Monday, September 19, 2005

I'm lucky. I got to see my first Fellini film in theatres. It was La Dolce Vita and it was playing at the Broadway Theatre in Saskatoon. I went into the theatre not realizing that it would be a 3 hour series of vignettes on the emptiness of pursuing "the sweet life." But I also left, not realizing how long it was until I looked at the time. That's how good the film was. While not a whole lot may happen in the film, it's done in such a way that I was entranced.

Federico Fellini's 8
½ (1963) is another brilliant film that works as almost a kind of continuation of some of the themes in the earlier film. Marcello Mastroianni, who Ewan has dubbed one of the coolest guys of all time (and I'm beginning to agree), stars in the film as Guido, a film director, and obvious stand in Fellini himself, who is having a problem getting his latest film off the ground. The film explores both the loss of creative and inner vision in classic Fellini style. Some sequences are surrealist, some are real, but the every part is fascinating. Whether it's Guido's opening nightmare(?) of suffocation and isolation as he drifts away from the traffic jam, or the problems of all the various women in his life as Guido juggles his wife, mistress, actresses and dream woman, the film presents us with an amazing mix of music, and amazing visuals.

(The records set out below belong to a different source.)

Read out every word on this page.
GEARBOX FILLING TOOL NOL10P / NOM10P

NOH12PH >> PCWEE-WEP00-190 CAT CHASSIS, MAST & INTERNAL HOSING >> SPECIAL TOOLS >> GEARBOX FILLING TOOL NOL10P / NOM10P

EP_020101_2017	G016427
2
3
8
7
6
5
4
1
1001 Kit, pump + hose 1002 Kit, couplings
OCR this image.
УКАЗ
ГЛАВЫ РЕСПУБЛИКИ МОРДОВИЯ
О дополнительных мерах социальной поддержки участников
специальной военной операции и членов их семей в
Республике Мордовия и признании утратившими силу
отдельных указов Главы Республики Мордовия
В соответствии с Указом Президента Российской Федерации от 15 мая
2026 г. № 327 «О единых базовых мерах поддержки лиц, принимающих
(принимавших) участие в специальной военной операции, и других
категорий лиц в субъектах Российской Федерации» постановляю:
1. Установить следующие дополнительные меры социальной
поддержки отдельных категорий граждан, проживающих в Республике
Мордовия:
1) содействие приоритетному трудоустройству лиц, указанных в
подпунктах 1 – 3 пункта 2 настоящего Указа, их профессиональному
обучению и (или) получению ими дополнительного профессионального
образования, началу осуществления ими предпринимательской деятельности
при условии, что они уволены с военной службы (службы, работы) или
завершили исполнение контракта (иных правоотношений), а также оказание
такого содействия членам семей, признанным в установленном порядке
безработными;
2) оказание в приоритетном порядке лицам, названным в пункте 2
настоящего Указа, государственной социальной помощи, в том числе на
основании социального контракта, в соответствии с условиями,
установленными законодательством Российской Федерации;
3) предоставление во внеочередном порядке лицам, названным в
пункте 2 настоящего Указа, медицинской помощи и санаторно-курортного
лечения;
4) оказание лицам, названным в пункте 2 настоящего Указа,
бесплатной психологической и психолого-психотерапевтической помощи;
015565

This is a film that people who are interested in filmmaking need to see. It's a film that explores it's ideas in a primarily visual manner. As
Roger Ebert points out in his review of the film for his "Great Films" series, Fellini understood that the language of cinema is primarily images. The beauty is that Fellini has both ideas and images, and never subjugates his visuals to the high-concepts of his film. Even in a sequence with two characters talking, Fellini uses the camera in such a unique way that it's a wonder to watch. In case anyone can't tell, I'm fast becoming a Fellini fan (my visit to Rome this past spring didn't hurt at all either). I'm looking forward to exploring more of his films in the near future.

1 comment:

GoldNboy said...

Just a question Anders. Are you going to go see see Lord of War because I want to see it and Ebert gave it good reviews. Just a question.